10 PRINSIP MENGGAPAI ISTIQOMAH

 KAIDAH 1




ISTIQOMAH ITU ADALAH ANUGERAH ILAHIYAH DAN KARUNIA RABBÂNIYAH

    hidayah itu mutlak berada ditangan Allâh, Ia mengaruniakannya kepada siapa saja dari hamba-hamba-Nya yang Ia kehendaki. Karena itulah, kaidah istiqomah yang pertama dan termasuk pondasinya adalah menghadap kepada Allâh secara tulus di dalam meraih keistiqomahan.

    Karena istiqomah ini berada di tangan-Nya dan Dia-lah Allâh yang Maha Memberi Petunjuk ke jalan-Nya yang lurus.

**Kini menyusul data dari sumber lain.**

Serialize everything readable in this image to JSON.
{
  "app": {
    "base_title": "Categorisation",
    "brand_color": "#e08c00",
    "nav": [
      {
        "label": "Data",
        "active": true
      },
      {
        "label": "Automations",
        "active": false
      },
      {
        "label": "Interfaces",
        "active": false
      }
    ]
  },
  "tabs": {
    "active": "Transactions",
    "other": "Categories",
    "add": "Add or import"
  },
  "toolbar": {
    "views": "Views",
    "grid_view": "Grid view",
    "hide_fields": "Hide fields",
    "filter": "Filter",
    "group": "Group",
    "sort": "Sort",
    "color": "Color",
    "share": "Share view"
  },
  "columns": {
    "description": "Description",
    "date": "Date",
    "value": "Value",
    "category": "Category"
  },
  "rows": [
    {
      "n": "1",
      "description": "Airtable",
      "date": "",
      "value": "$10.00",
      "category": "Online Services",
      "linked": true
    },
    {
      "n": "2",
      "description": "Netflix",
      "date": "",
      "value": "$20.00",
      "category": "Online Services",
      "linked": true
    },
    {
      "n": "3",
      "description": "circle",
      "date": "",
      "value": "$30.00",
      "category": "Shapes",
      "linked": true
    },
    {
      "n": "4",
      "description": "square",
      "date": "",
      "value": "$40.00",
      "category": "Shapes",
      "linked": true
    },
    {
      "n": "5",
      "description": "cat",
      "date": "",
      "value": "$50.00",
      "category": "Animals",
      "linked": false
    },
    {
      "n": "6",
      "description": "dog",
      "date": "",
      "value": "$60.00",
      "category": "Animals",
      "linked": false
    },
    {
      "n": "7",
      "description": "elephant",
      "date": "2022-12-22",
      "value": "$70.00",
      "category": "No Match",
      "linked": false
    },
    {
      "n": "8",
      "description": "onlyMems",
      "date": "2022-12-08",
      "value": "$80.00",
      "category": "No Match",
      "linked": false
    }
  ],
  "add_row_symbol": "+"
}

Bukankah diantara doa yang paling sering diucapkan oleh Nabi صلى الله عليه وسلم adalah:

“Wahai Yang Maha Membolak-balikkan hati, teguh-kan lah hatiku di atas agama-Mu.”


KAIDAH 2

MENETAPI MANHAJ DAN JALAN YANG LURUS

    Untuk mengetahui hakikat istiqomah, kita bisa mengambil arahan dengan cara meneliti nukilan-nukilan yang penuh berkah dari para sahabat dan tabi’in di dalam menjelaskan makna istiqomah dan menerangkan hakikatnya. 

    Manusia terjujur umat ini, Abu Bakr Radhiyallâhu ‘anhu berkata di dalam menafsirkan firman Allâh :

“Sesungguhnya orang-orang yang mengatakan Rabb kami adalah Allâh kemudian mereka beristiqomah...”(QS al-Ahqâf : 13)

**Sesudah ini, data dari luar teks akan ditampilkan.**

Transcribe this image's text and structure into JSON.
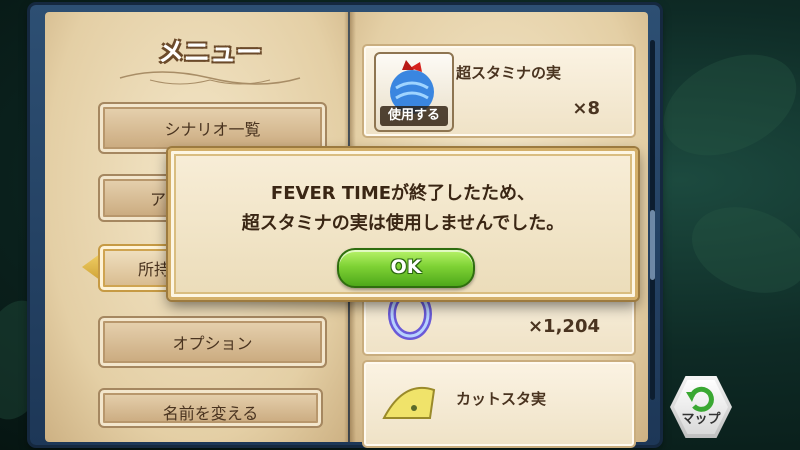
{
  "menu": {
    "title": "メニュー",
    "items": [
      {
        "label": "シナリオ一覧"
      },
      {
        "label": "ア"
      },
      {
        "label": "所持"
      },
      {
        "label": "オプション"
      },
      {
        "label": "名前を変える"
      }
    ]
  },
  "items_list": [
    {
      "name": "超スタミナの実",
      "count": "×8",
      "use_label": "使用する"
    },
    {
      "name": "",
      "count": "×1,204"
    },
    {
      "name": "カットスタ実",
      "count": ""
    }
  ],
  "dialog": {
    "line1": "FEVER TIMEが終了したため、",
    "line2": "超スタミナの実は使用しませんでした。",
    "ok_label": "OK"
  },
  "map_button": {
    "label": "マップ"
  }
}
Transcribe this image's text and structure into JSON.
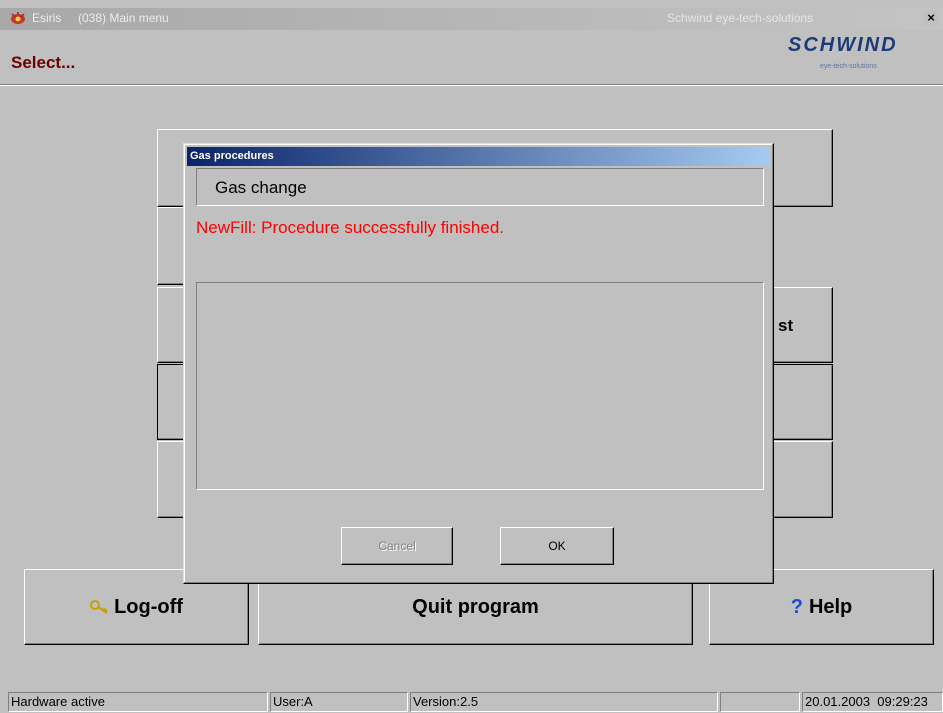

Ucapan-ucapan ini juga dipaparkan oleh Ibnu Rajab Rahimahullâhu di dalam Jâmi al-‘Ulûm wal Hikam12, kemudian beliau mendefinisikan kata al-Istiqômah sebagai berikut :

“Istiqomah itu adalah meniti shirâth mustaqîm, yaitu agama yang lurus yang tidak bengkok ke kanan atau ke kiri, yang mencakup semua amalan ketaatan yang zhahir maupun yang batin, serta meninggalkan semua larangan. Sehingga Istiqomah itu tidak lain dan tidak bukan adalah wasiat yang komprehensif, mencakup seluruh bagian agama.”


KAIDAH 3

POKOK KEISTIQOMAHAN ADALAH ISTIQOMAHNYA HATI

Imam Ahmad Rahimahullâhu meriwayatkan hadits Anas bin Mâlik Radhiyallâhu ‘anhu dari Nabi صلى الله عليه وسلم bahwa beliau bersabda :

“Iman seorang hamba takkan pernah istiqomah sampai hatinya juga istiqomah.”

   

     Jadi, pokok keistiqomahan itu adalah istiqomahnya hati. Karena apabila hati itu baik, maka akan turut tegak (istiqomah) badannya.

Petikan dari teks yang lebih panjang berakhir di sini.